Me pasé tres minutos enteros recordándome que el New Yorker se hallaba a solo un par de meses, que mi año de servidumbre estaba a punto de terminar, que seguro que podía soportar otra noche tediosa para conseguir el trabajo de mis sueños. No funcionó. De repente sentí un deseo desesperado de ovillarme en el sofá de mis padres y pedir a mi madre que me hiciera un té en el microondas mientras papá sacaba el tablero de Scrabble. Jill e incluso Kyle vendría de visita con el pequeño Isaac, que balbucearía y sonreiría al verme, y Alex llamaría para decirme que me quería. A nadie le importaría que mis pantalones de chándal tuvieran manchas, que los dedos de mis pies no lucieran unas uñas perfectas o que me comiera un enorme y calórico bizcocho de chocolate. Ninguno de ellos sabría que al otro lado del Atlántico se estaban celebrando desfiles de moda y no tendrían el más mínimo interés en saberlo. Sin embargo, todo eso parecía increíblemente lejano, de hecho toda una vida, y ahora mismo tenía que vérmelas con una pandilla de gente que vivía y moría en las pasarelas. Por no mencionar al niño, mimado y gritón, que solo diría tonterías en francés.

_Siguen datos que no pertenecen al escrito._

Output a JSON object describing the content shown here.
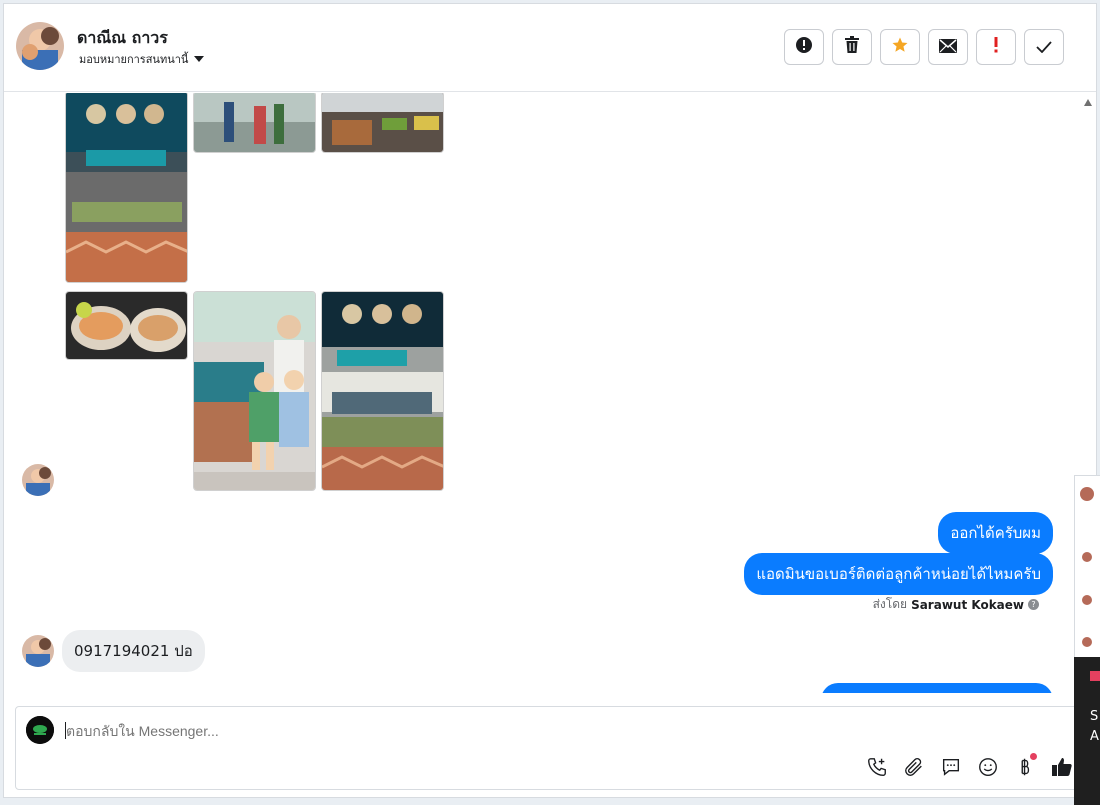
{
  "header": {
    "name": "ดาณีณ ถาวร",
    "assign_label": "มอบหมายการสนทนานี้"
  },
  "toolbar": {
    "buttons": [
      "alert-icon",
      "trash-icon",
      "star-icon",
      "envelope-icon",
      "exclamation-icon",
      "check-icon"
    ],
    "star_color": "#f5a623",
    "exclamation_color": "#e02020"
  },
  "messages": {
    "out1": "ออกได้ครับผม",
    "out2": "แอดมินขอเบอร์ติดต่อลูกค้าหน่อยได้ไหมครับ",
    "sent_by_prefix": "ส่งโดย",
    "sent_by_name": "Sarawut Kokaew",
    "in1": "0917194021 ปอ"
  },
  "composer": {
    "placeholder": "ตอบกลับใน Messenger...",
    "icons": [
      "phone-plus-icon",
      "paperclip-icon",
      "chat-bubble-icon",
      "emoji-icon",
      "baht-icon",
      "thumbs-up-icon"
    ]
  },
  "side_panel": {
    "text_lines": [
      "S",
      "A"
    ]
  },
  "colors": {
    "accent": "#0a7cff",
    "incoming_bubble": "#eceef0"
  }
}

Cuando por fin bajé de la limusina, el mayordomo ya no estaba. Se oía música de una orquesta en directo, y el olor a piñas se filtraba por una ventana situada sobre el pequeño jardín. Respiré hondo, y justo cuando tendía la mano hacia el pomo de la puerta esta se abrió. No me equivoco si digo que jamás, jamás en mi joven vida, me he llevado una sorpresa tan grande como la de esa noche: delante tenía a Christian, sonriente.
– Andy, cariño, cómo me alegro de que hayas venido -dijo antes de inclinarse y besarme en la boca, acto algo íntimo teniendo en cuenta que estaba abierta por la sorpresa.
– ¿Qué haces aquí?
Sonrió y se apartó el eterno rizo de la frente.

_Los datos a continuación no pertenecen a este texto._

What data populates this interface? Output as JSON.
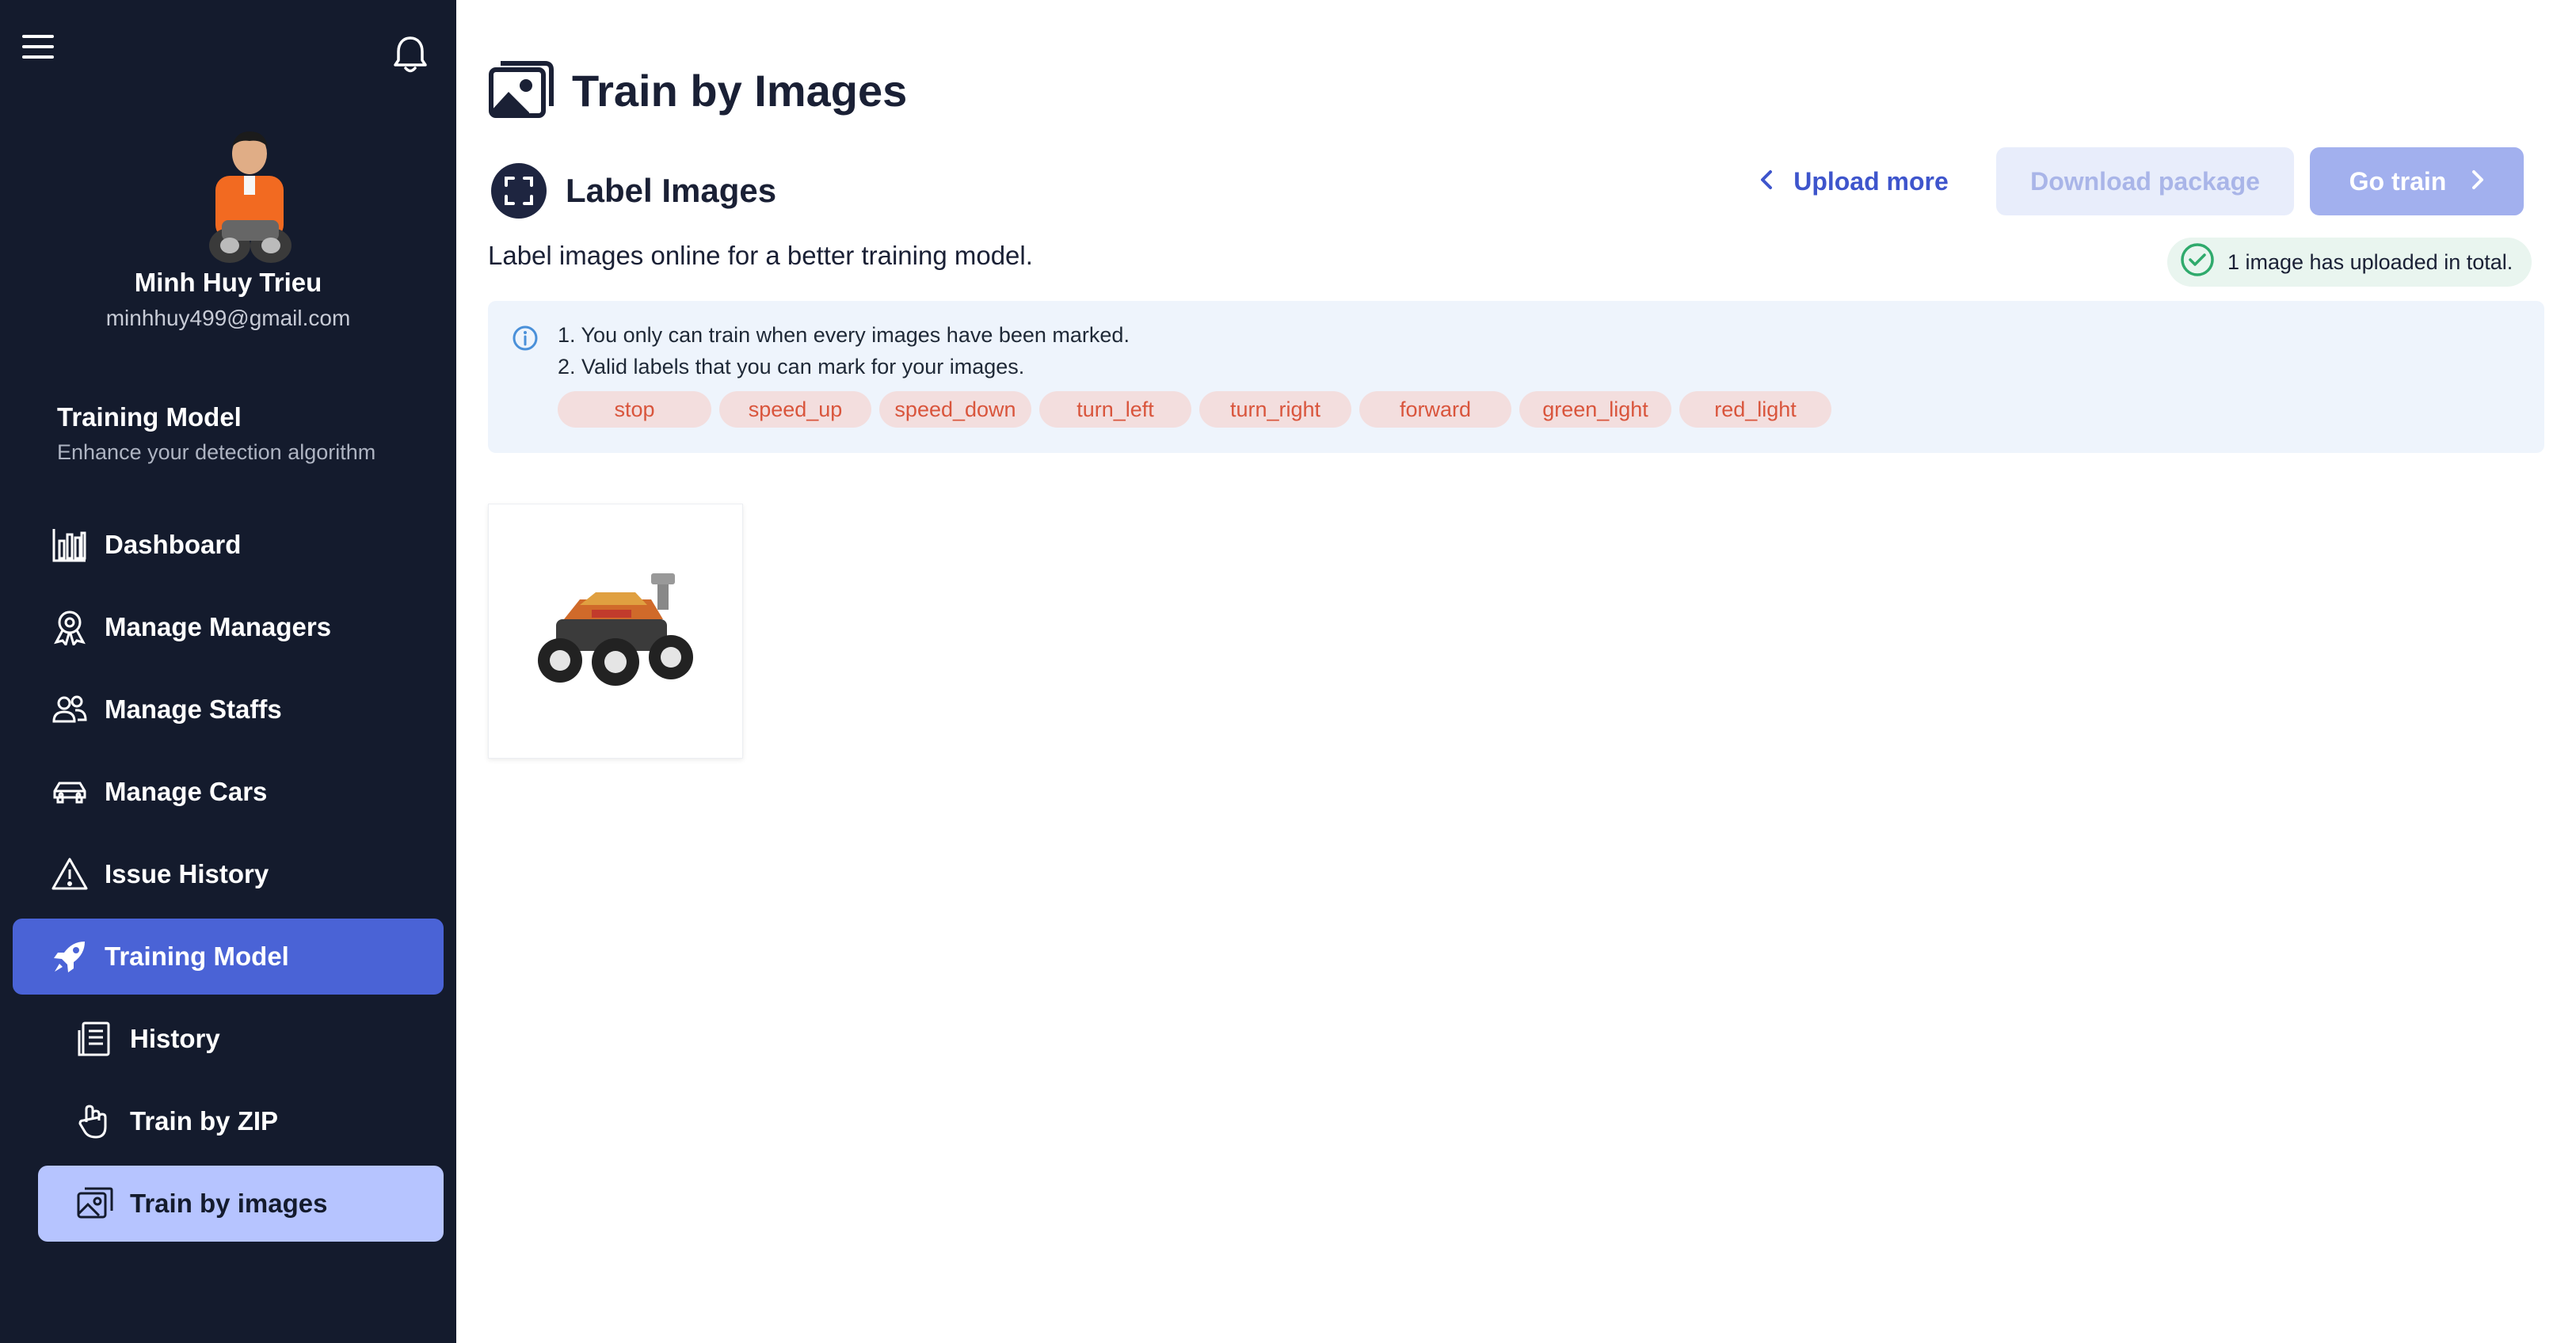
{
  "sidebar": {
    "user": {
      "name": "Minh Huy Trieu",
      "email": "minhhuy499@gmail.com"
    },
    "section": {
      "title": "Training Model",
      "subtitle": "Enhance your detection algorithm"
    },
    "nav": [
      {
        "label": "Dashboard",
        "icon": "bar-chart-icon"
      },
      {
        "label": "Manage Managers",
        "icon": "award-icon"
      },
      {
        "label": "Manage Staffs",
        "icon": "users-icon"
      },
      {
        "label": "Manage Cars",
        "icon": "car-icon"
      },
      {
        "label": "Issue History",
        "icon": "warning-icon"
      },
      {
        "label": "Training Model",
        "icon": "rocket-icon",
        "active": true
      }
    ],
    "subnav": [
      {
        "label": "History",
        "icon": "list-doc-icon"
      },
      {
        "label": "Train by ZIP",
        "icon": "hand-icon"
      },
      {
        "label": "Train by images",
        "icon": "images-icon",
        "current": true
      }
    ]
  },
  "main": {
    "page_title": "Train by Images",
    "label_title": "Label Images",
    "label_description": "Label images online for a better training model.",
    "buttons": {
      "upload_more": "Upload more",
      "download_package": "Download package",
      "go_train": "Go train"
    },
    "upload_status": "1 image has uploaded in total.",
    "info": {
      "line1": "1. You only can train when every images have been marked.",
      "line2": "2. Valid labels that you can mark for your images."
    },
    "labels": [
      "stop",
      "speed_up",
      "speed_down",
      "turn_left",
      "turn_right",
      "forward",
      "green_light",
      "red_light"
    ],
    "images_count": 1
  },
  "colors": {
    "sidebar_bg": "#141b2d",
    "active_nav": "#4a63d6",
    "current_subnav": "#b6c4ff",
    "tag_bg": "#f3dede",
    "tag_text": "#d9553c",
    "accent": "#3e55cc"
  }
}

– ¿No debería preguntarte yo lo mismo? Tengo la sensación de que me sigues a todas partes. Empiezo a sospechar que quieres acostarte conmigo.

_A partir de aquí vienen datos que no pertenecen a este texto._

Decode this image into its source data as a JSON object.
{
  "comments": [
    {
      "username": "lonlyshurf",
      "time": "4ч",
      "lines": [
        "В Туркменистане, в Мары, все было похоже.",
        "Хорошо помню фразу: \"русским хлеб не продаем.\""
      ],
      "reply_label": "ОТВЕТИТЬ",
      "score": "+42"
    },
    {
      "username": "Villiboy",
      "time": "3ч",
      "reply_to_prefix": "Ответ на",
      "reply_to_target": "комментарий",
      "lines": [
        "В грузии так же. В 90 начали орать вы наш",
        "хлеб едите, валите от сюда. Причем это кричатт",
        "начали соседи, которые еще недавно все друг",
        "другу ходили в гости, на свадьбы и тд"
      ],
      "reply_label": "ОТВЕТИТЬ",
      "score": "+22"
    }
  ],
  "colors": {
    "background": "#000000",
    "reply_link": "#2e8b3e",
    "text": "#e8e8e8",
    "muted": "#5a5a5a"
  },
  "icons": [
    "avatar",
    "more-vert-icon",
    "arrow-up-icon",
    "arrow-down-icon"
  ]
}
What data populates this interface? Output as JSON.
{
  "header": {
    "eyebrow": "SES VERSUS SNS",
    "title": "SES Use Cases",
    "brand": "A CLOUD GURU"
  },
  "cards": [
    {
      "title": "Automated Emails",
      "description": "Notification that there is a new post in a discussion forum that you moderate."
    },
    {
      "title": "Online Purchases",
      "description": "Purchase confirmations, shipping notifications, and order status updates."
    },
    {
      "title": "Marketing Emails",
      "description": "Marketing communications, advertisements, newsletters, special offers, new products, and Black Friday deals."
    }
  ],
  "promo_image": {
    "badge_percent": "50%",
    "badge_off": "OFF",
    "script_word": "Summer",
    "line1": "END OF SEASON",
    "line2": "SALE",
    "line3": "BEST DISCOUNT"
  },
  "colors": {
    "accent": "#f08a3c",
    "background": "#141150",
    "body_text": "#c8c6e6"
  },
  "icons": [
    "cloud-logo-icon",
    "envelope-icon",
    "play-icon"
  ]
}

Me sonrojé y, como era una dama, solté un bufido.
– Más o menos. En realidad no he venido como invitada, solo soy una canguro muy bien vestida. Miranda me pidió que la acompañara y no me dijo hasta el último segundo que tenía que vigilar al hijo mocoso de los anfitriones. De modo que, si me disculpas, voy a asegurarme de que tiene toda la leche y los lápices que necesita.
– Oh, el hijo está perfectamente y tengo la certeza de que lo único que necesita esta noche es otro beso de su canguro.
Tomó mi cara entre sus manos y volvió a besarme. Abrí la boca para protestar, para preguntarle qué demonios estaba pasando, pero él lo interpretó como entusiasmo y deslizó la lengua en ella.
– ¡Christian! -susurré, preguntándome cuánto tardaría Miranda en despedirme si me pillaba morreándome con un invitado a la fiesta-. ¿Qué coño haces? ¡Suéltame!
Me retorcí hasta liberarme, pero él siguió esbozando esa sonrisa tan irritantemente adorable.
– Andy, como veo que te cuesta pillarlo, te daré una pista. Esta es mi casa. Mis padres son los anfitriones de la fiesta y yo fui lo bastante astuto para hacer que pidieran a tu jefa que te trajera. ¿Te dijo ella que yo era un crío o simplemente lo supusiste?